学校とは回っているコマのようなもの。いつも、同じ位置に真っ直ぐ立って回り続けている。紐を持つのが生徒で、コマが失速して倒れないように、一生懸命叩いて努力する。生徒はどんどん変わり、紐は次の生徒たちに受け継がれる。このコマの回り方が、それぞれの学校の個性と伝統なのだ。

主たる登場人物は、転校生の津村紗世子、花宮雅子、関根秋(しゅう)、唐沢由紀夫。彼らは高校三年生(関根秋の姉は、「図書室の海 」の夏)。受験という「祭り」を控えた高校三年のこの一年に、小夜子というもう一つの「祭り」が重なる。

津村紗世子は顔よし、スタイルよし、頭よし、運動神経よしと、ほぼパーフェクトな転校生。人身掌握の術だって大したもの。地方の進学校に三年生で転校してくる生徒は、とても珍しい存在。出来すぎの『謎の転校生』を迎えて、サヨコ・システムが発動した、この一年間の緊張感は否応なしに高まる。

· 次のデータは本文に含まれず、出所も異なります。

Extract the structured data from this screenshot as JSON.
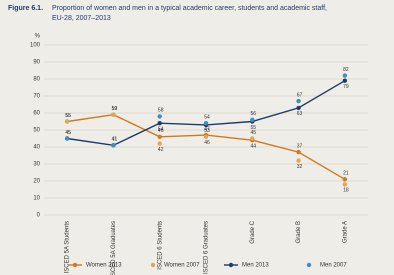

サヨコ・システムの決まりによって上演される学園祭の芝居において、その緊張感はクライマックスを迎える。諸事情で行われない年があって、芝居が行われるのは、実に9年ぶり。芝居のタイトルは「六番目の小夜子」。暗闇の中で行われるこの芝居、読んでいるこちらにもその緊迫感が伝わってくる。

おおよその謎が解き明かされるラストを読んでも、何だか割り切れないものが残る。直截的に「怖い」小説ではないのだけれど、これは解説の綾辻行人氏も書いておられる通り、「魅力的なホラー小説」だった。

恩田 陸
六番目の小夜子

この本は、普通とは逆の道を辿っている。新潮文庫ファンタジーノベル・シリーズの一冊として刊行され、その後、文庫版を大幅改稿して単行本が刊行されたそうだ。私は単行本を読んだのだけれど、文庫版とはどう異なっているのだろうか。